1. A touch panel comprising:

a first transparent substrate and a second transparent substrate each having a main surface and another main surface, at least one of the first transparent substrate and the second transparent substrate being made of one of a resin sheet and a polymer film;

a first transparent conductive film formed on a main surface side of the first transparent substrate; and

a second transparent conductive film formed on a main surface side of the second transparent substrate, wherein

the first transparent conductive film and the second transparent conductive film have a visible region and an invisible region, and are fixedly bonded to each other in the invisible region in such a manner as to be opposed to each other with a predetermined distance therebetween, and

one of the main surface and the other main surface of at least one of the first transparent substrate and the second transparent substrate is provided with a dew condensation prevention part in the visible region.

2. The touch panel according to claim 1, wherein

the dew condensation prevention part is a water vapor transmission preventive layer made of an inorganic compound.

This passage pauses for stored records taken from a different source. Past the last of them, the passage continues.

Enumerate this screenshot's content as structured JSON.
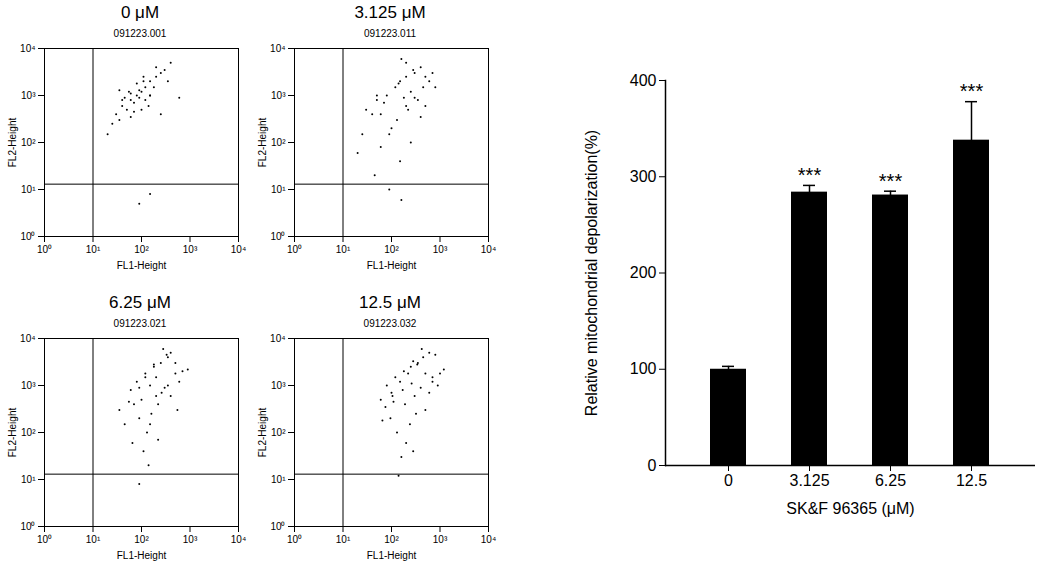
{
  "chart_data": [
    {
      "type": "scatter",
      "title": "0 μM",
      "subtitle": "091223.001",
      "x_label": "FL1-Height",
      "y_label": "FL2-Height",
      "log": true,
      "xlim": [
        1,
        10000
      ],
      "ylim": [
        1,
        10000
      ],
      "xticks": [
        {
          "value": 1,
          "label": "10⁰"
        },
        {
          "value": 10,
          "label": "10¹"
        },
        {
          "value": 100,
          "label": "10²"
        },
        {
          "value": 1000,
          "label": "10³"
        },
        {
          "value": 10000,
          "label": "10⁴"
        }
      ],
      "yticks": [
        {
          "value": 1,
          "label": "10⁰"
        },
        {
          "value": 10,
          "label": "10¹"
        },
        {
          "value": 100,
          "label": "10²"
        },
        {
          "value": 1000,
          "label": "10³"
        },
        {
          "value": 10000,
          "label": "10⁴"
        }
      ],
      "gate": {
        "x": 10,
        "y": 13
      },
      "color": "#000000",
      "x": [
        30,
        40,
        60,
        80,
        100,
        120,
        150,
        200,
        50,
        70,
        35,
        45,
        60,
        90,
        120,
        150,
        250,
        300,
        25,
        90,
        110,
        140,
        180,
        70,
        55,
        40,
        80,
        110,
        200,
        350,
        20,
        400,
        60,
        100,
        150,
        35,
        150,
        600,
        90,
        250
      ],
      "y": [
        400,
        600,
        800,
        1000,
        1200,
        1500,
        2000,
        2500,
        500,
        700,
        300,
        900,
        1100,
        1300,
        800,
        1000,
        3000,
        3500,
        250,
        900,
        2000,
        600,
        1500,
        450,
        1200,
        800,
        1800,
        2500,
        4000,
        2000,
        150,
        5000,
        350,
        500,
        1000,
        1300,
        8,
        900,
        5,
        400
      ]
    },
    {
      "type": "scatter",
      "title": "3.125 μM",
      "subtitle": "091223.011",
      "x_label": "FL1-Height",
      "y_label": "FL2-Height",
      "log": true,
      "xlim": [
        1,
        10000
      ],
      "ylim": [
        1,
        10000
      ],
      "xticks": [
        {
          "value": 1,
          "label": "10⁰"
        },
        {
          "value": 10,
          "label": "10¹"
        },
        {
          "value": 100,
          "label": "10²"
        },
        {
          "value": 1000,
          "label": "10³"
        },
        {
          "value": 10000,
          "label": "10⁴"
        }
      ],
      "yticks": [
        {
          "value": 1,
          "label": "10⁰"
        },
        {
          "value": 10,
          "label": "10¹"
        },
        {
          "value": 100,
          "label": "10²"
        },
        {
          "value": 1000,
          "label": "10³"
        },
        {
          "value": 10000,
          "label": "10⁴"
        }
      ],
      "gate": {
        "x": 10,
        "y": 13
      },
      "color": "#000000",
      "x": [
        30,
        50,
        80,
        120,
        150,
        200,
        300,
        400,
        600,
        40,
        70,
        100,
        180,
        250,
        500,
        25,
        60,
        150,
        220,
        350,
        800,
        45,
        130,
        200,
        280,
        450,
        90,
        160,
        60,
        140,
        300,
        20,
        200,
        400,
        90,
        700,
        160,
        50,
        250,
        500
      ],
      "y": [
        500,
        800,
        1000,
        1500,
        2000,
        2500,
        3000,
        4000,
        2000,
        400,
        700,
        200,
        900,
        1200,
        2500,
        150,
        80,
        40,
        500,
        800,
        1500,
        20,
        300,
        600,
        3500,
        1500,
        10,
        6,
        400,
        1800,
        900,
        60,
        5000,
        350,
        150,
        3000,
        6000,
        1000,
        100,
        600
      ]
    },
    {
      "type": "scatter",
      "title": "6.25 μM",
      "subtitle": "091223.021",
      "x_label": "FL1-Height",
      "y_label": "FL2-Height",
      "log": true,
      "xlim": [
        1,
        10000
      ],
      "ylim": [
        1,
        10000
      ],
      "xticks": [
        {
          "value": 1,
          "label": "10⁰"
        },
        {
          "value": 10,
          "label": "10¹"
        },
        {
          "value": 100,
          "label": "10²"
        },
        {
          "value": 1000,
          "label": "10³"
        },
        {
          "value": 10000,
          "label": "10⁴"
        }
      ],
      "yticks": [
        {
          "value": 1,
          "label": "10⁰"
        },
        {
          "value": 10,
          "label": "10¹"
        },
        {
          "value": 100,
          "label": "10²"
        },
        {
          "value": 1000,
          "label": "10³"
        },
        {
          "value": 10000,
          "label": "10⁴"
        }
      ],
      "gate": {
        "x": 10,
        "y": 13
      },
      "color": "#000000",
      "x": [
        60,
        80,
        120,
        180,
        250,
        350,
        500,
        700,
        100,
        150,
        200,
        400,
        70,
        90,
        130,
        200,
        300,
        600,
        45,
        65,
        110,
        160,
        220,
        400,
        500,
        140,
        90,
        280,
        35,
        180,
        350,
        220,
        120,
        900,
        55,
        260,
        550,
        330,
        150,
        90
      ],
      "y": [
        800,
        1200,
        1800,
        2500,
        3000,
        4000,
        3000,
        2000,
        500,
        1000,
        1500,
        5000,
        400,
        200,
        100,
        600,
        900,
        1200,
        150,
        60,
        40,
        250,
        400,
        600,
        1800,
        20,
        8,
        6000,
        300,
        2800,
        1000,
        70,
        1500,
        2200,
        450,
        700,
        300,
        4500,
        150,
        900
      ]
    },
    {
      "type": "scatter",
      "title": "12.5 μM",
      "subtitle": "091223.032",
      "x_label": "FL1-Height",
      "y_label": "FL2-Height",
      "log": true,
      "xlim": [
        1,
        10000
      ],
      "ylim": [
        1,
        10000
      ],
      "xticks": [
        {
          "value": 1,
          "label": "10⁰"
        },
        {
          "value": 10,
          "label": "10¹"
        },
        {
          "value": 100,
          "label": "10²"
        },
        {
          "value": 1000,
          "label": "10³"
        },
        {
          "value": 10000,
          "label": "10⁴"
        }
      ],
      "yticks": [
        {
          "value": 1,
          "label": "10⁰"
        },
        {
          "value": 10,
          "label": "10¹"
        },
        {
          "value": 100,
          "label": "10²"
        },
        {
          "value": 1000,
          "label": "10³"
        },
        {
          "value": 10000,
          "label": "10⁴"
        }
      ],
      "gate": {
        "x": 10,
        "y": 13
      },
      "color": "#000000",
      "x": [
        80,
        120,
        180,
        250,
        350,
        450,
        600,
        800,
        1200,
        100,
        150,
        220,
        300,
        400,
        700,
        60,
        75,
        95,
        130,
        200,
        280,
        500,
        900,
        160,
        240,
        320,
        420,
        110,
        170,
        260,
        340,
        1000,
        65,
        105,
        190,
        280,
        500,
        600,
        700,
        140
      ],
      "y": [
        1000,
        1500,
        2000,
        2500,
        3000,
        4000,
        5000,
        4500,
        2200,
        700,
        1200,
        1800,
        600,
        900,
        1500,
        500,
        350,
        200,
        100,
        60,
        40,
        300,
        1000,
        30,
        150,
        250,
        6000,
        450,
        800,
        1100,
        2800,
        1800,
        180,
        600,
        400,
        3300,
        1800,
        700,
        1200,
        12
      ]
    },
    {
      "type": "bar",
      "x_label": "SK&F 96365 (μM)",
      "y_label": "Relative mitochondrial depolarization(%)",
      "categories": [
        "0",
        "3.125",
        "6.25",
        "12.5"
      ],
      "values": [
        100,
        284,
        281,
        338
      ],
      "errors": [
        3,
        7,
        4,
        40
      ],
      "significance": [
        null,
        "***",
        "***",
        "***"
      ],
      "ylim": [
        0,
        400
      ],
      "yticks": [
        0,
        100,
        200,
        300,
        400
      ],
      "color": "#000000"
    }
  ]
}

3. The touch panel according to claim 2, wherein

the at least one of the first transparent substrate and the second transparent substrate, which is provided with the water vapor transmission preventive layer and the first transparent conductive film and/or the second transparent conductive film, has a water vapor transmission rate of not more than 0.1 g/(m2·day) compliant with JIS K 7129 or measured by MOCON method.

4. The touch panel according to claim 1, wherein

the dew condensation prevention part is one of a polymer film and a resin sheet having thereon a water vapor transmission preventive layer made of an inorganic compound, the dew condensation prevention part being provided at least in the visible region.

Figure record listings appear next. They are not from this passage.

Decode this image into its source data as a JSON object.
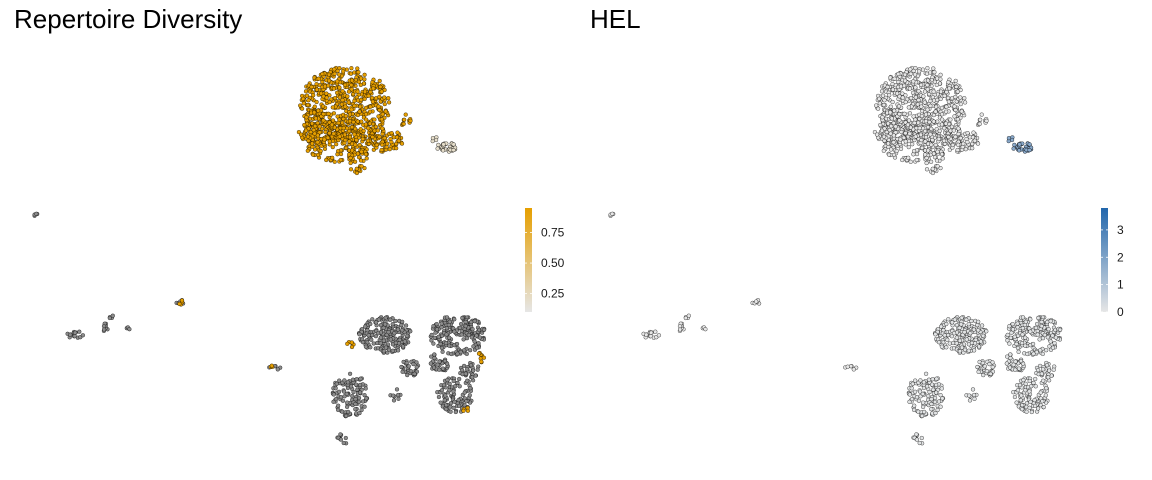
{
  "chart_data": [
    {
      "type": "scatter",
      "title": "Repertoire Diversity",
      "xlabel": "",
      "ylabel": "",
      "axes_visible": false,
      "legend": {
        "placement": "right",
        "kind": "colorbar",
        "range": [
          0.1,
          0.95
        ],
        "ticks": [
          "0.25",
          "0.50",
          "0.75"
        ],
        "tick_values": [
          0.25,
          0.5,
          0.75
        ],
        "low_color": "#e6e6e6",
        "high_color": "#e69f00"
      },
      "na_color": "#8c8c8c",
      "clusters": [
        {
          "region": "top-large",
          "value": 0.95
        },
        {
          "region": "top-small-right",
          "value": 0.2
        },
        {
          "region": "bottom-left-islands",
          "value": null
        },
        {
          "region": "bottom-right-large",
          "value": null
        }
      ]
    },
    {
      "type": "scatter",
      "title": "HEL",
      "xlabel": "",
      "ylabel": "",
      "axes_visible": false,
      "legend": {
        "placement": "right",
        "kind": "colorbar",
        "range": [
          0,
          3.8
        ],
        "ticks": [
          "0",
          "1",
          "2",
          "3"
        ],
        "tick_values": [
          0,
          1,
          2,
          3
        ],
        "low_color": "#e6e6e6",
        "high_color": "#2166ac"
      },
      "clusters": [
        {
          "region": "top-large",
          "value": 0.0
        },
        {
          "region": "top-small-right",
          "value": 1.8
        },
        {
          "region": "bottom-left-islands",
          "value": 0.0
        },
        {
          "region": "bottom-right-large",
          "value": 0.1
        }
      ]
    }
  ]
}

5. The touch panel according to claim 4, wherein

one of the polymer film and the resin sheet having thereon the water vapor transmission preventive layer has a water vapor transmission rate of not more than 0.1 g/(m2·day) compliant with JIS K 7129 or measured by MOCON method.

6. The touch panel according to claim 2, wherein

the inorganic compound contains at least one of silicon oxide, titanium oxide, indium oxide, tin oxide, zirconium oxide, ITO, aluminum oxide and silicon oxide nitride.

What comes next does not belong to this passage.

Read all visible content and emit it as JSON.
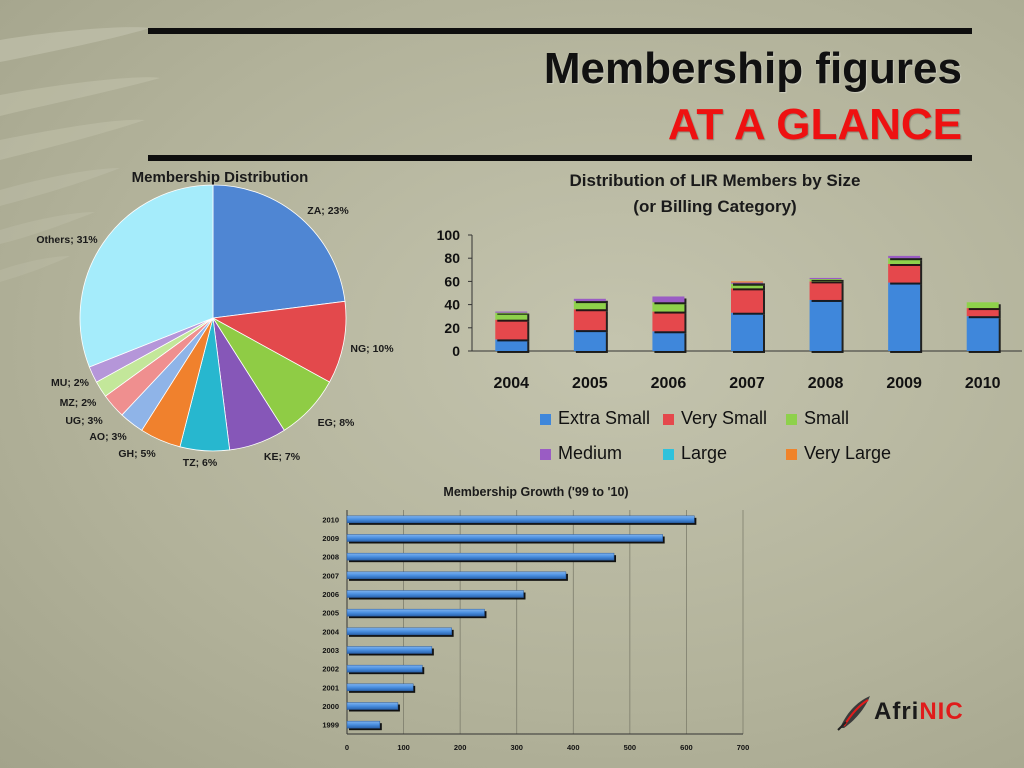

7. The touch panel according to claim 6, wherein

the inorganic compound has an anti-reflective effect.

8. The touch panel according to claim 1, wherein

the dew condensation prevention part is a glass plate of not more than 1.5 mm thick, which is provided on at least one of the first transparent substrate and the second transparent substrate at least in the visible region.

9. The touch panel according to claim 8, wherein

the glass plate is provided on a surface thereof with a polymer film having a hard coat layer thereon, the surface being opposite to a surface that is pasted on the at least one of the first transparent substrate and the second transparent substrate.

10. The touch panel according to claim 1, wherein

the first transparent conductive film and the second transparent conductive film have a distance of 5 μm to 60 μm therebetween in the visible region.

11. The touch panel according to claim 4, wherein

the inorganic compound contains at least one of silicon oxide, titanium oxide, indium oxide, tin oxide, zirconium oxide, ITO, aluminum oxide and silicon oxide nitride.